Mamãe e papai se conheceram em um jogo do Corinthians. Ambos torcedores fervorosos, apaixonados. Gaviões da Fiel.
Logo, não me foi apresentada nenhuma opção que não fosse ser Corinthiana. Na minha família, é fato, temos apenas UMA pessoa que não torce para o Timão, e costumamos não comentar o fato.
Eu sempre tive muita consciência, que nessas coisas de destino e trá-lá-lá, eu existo porque o Corinthians existe.
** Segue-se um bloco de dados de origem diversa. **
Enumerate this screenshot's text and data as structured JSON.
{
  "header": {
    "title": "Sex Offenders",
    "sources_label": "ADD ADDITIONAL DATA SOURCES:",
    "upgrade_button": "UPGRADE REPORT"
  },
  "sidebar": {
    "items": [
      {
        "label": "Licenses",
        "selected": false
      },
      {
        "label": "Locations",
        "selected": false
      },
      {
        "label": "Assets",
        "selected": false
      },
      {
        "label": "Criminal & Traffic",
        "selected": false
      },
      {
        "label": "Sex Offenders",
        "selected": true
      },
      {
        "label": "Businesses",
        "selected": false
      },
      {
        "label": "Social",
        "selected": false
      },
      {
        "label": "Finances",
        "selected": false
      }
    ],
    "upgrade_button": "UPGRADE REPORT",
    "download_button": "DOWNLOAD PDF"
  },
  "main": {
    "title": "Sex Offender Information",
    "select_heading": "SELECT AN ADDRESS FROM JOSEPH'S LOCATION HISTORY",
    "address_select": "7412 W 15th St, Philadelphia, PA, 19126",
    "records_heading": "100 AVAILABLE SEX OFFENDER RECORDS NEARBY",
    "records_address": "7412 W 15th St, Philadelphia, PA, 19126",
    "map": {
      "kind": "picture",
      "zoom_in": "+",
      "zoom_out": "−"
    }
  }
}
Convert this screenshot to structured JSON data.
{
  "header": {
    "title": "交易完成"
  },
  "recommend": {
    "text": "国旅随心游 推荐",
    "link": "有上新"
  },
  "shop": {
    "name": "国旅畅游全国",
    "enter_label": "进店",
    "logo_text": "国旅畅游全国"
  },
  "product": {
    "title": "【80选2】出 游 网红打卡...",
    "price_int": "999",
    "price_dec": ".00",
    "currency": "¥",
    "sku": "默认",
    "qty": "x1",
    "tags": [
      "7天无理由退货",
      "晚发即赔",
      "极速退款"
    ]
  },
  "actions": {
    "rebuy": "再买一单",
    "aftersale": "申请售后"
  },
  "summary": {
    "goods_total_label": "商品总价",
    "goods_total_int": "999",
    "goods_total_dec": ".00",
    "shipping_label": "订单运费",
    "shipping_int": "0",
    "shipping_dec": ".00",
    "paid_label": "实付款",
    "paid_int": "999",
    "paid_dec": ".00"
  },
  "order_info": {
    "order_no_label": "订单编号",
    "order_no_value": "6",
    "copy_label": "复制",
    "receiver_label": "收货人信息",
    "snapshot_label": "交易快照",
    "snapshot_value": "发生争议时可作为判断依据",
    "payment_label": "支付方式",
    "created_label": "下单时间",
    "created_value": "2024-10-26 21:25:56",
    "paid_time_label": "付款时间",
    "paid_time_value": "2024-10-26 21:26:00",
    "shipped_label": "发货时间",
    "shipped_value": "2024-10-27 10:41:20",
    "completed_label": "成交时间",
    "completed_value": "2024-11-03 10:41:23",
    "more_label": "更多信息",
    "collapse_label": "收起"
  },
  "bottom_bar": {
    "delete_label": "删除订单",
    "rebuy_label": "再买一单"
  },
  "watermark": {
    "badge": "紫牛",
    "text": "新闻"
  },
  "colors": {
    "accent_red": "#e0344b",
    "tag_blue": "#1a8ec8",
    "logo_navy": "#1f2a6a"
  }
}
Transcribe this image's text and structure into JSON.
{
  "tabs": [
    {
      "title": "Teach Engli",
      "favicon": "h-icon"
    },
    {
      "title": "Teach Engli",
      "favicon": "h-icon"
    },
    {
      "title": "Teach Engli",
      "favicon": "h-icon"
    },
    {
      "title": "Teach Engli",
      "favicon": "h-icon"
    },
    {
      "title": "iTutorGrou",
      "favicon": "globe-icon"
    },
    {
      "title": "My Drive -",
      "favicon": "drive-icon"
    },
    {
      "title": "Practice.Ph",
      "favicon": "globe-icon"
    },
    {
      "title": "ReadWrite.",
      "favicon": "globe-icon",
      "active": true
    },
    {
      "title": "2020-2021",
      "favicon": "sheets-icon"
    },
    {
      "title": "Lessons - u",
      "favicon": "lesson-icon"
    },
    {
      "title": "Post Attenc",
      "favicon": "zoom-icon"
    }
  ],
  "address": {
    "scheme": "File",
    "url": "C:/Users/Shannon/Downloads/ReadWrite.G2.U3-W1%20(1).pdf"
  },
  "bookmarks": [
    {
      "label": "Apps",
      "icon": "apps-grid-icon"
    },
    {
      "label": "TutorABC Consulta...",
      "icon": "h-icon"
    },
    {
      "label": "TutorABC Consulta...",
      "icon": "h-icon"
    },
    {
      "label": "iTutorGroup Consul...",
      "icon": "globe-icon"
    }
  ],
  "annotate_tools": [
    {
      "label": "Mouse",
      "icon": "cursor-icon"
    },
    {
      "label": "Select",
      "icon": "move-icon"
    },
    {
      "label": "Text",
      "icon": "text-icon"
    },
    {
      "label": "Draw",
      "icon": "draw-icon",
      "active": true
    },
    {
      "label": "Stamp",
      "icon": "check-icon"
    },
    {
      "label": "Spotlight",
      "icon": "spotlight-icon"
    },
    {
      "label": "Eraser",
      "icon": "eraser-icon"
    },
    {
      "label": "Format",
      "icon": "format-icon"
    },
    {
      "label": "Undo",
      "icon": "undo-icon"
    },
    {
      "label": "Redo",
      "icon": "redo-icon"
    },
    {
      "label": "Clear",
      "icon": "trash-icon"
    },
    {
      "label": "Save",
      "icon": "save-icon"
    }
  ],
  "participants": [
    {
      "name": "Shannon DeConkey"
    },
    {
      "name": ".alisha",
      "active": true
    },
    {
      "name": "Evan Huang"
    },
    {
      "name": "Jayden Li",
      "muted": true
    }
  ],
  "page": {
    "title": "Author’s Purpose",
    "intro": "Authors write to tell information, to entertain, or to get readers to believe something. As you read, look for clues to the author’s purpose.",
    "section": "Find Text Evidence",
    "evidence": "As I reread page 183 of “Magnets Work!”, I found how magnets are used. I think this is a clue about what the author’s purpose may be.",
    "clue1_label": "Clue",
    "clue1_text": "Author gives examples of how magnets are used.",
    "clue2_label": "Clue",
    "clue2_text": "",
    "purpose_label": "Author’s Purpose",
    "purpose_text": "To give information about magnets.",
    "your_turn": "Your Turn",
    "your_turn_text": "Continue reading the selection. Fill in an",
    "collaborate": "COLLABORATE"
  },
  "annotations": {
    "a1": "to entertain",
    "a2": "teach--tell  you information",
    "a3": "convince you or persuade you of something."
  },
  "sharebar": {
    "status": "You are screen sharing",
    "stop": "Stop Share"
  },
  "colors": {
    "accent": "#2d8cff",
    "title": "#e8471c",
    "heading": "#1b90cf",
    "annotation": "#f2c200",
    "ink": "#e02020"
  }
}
Mesmo que tivessem sugerido, eu não ia ser capaz de torcer para outro time. Até porque pouco sei sobre meus pais, então ser corinthiana me fazia mais filha deles.
Quando o Corinthians foi rebaixado, me peguei chorando. Nem sabia que ainda me importava tanto com essas coisas. No máximo ver jogo do Brasil e olhe lá.
Futebol me deixa chata, irritada. Então para evitar maiores sofrimentos, não assisto quase nenhum jogo, porque não gosto dessa parte que me foge ao controle. Que grita, chora e abraça a TV.
E aí o meu time contrata o Ronaldo. E eu sou obrigada a engolir essa. Engolir as piadas sobre travecos e gordos. E eu xinguei, ah! como eu xinguei a grana gasta e a empolgação com esse jogador que para mim, já tinha feito tudo o que podia.
Estréia de Ronaldo, contra o Itumbiara, eu ainda estava certa. Esse gordo não tinha sido bom negócio. Aquela molecada correndo e o bolota na "banheira".
Mas a gente esquece, né? Que o cara é o "Fenômeno". Que ele não é rico a toa. Que ele tem essa coisa brasileira que mais ninguém tem no futebol. Sim, dos jogadores de futebol e das modelos brasileiras, muito me ufano.
E hoje, graças ao gol de empate que o gordinho fez - contra o Palmeiras, ainda por cima - tive um momento louco, overwhelming.
Eu chorava, minha avó chorava, meu primo gritava no quarto. E durante alguns minutos, eu tinha certeza que cada uma das pessoas da minha família estavam felizes, em algum lugar.
Nunca me senti tão parte da família. Nunca me senti tão filha dos meus pais. E me vi ali, naquele "bando de loucos". Achando lindo um alambrado caindo, calculando quantas piadas de gordo seriam criadas em função disso, sentindo orgulho desse espírito maloqueiro dos corinthianos.
Hoje foi um dia feliz. Para mim, para o Ronaldo, para toda a Fiel. Engulo todos os despaupérios que disse sobre o Ronaldo. Sou fã, agradeço.
Porque sim, meu time continua invicto há nove meses. E por algum tempo estive em contato com minha mãe e meu pai como jamais estive na vida.
E quando eu tiver um filho, ele vai saber que só existe por causa desse time.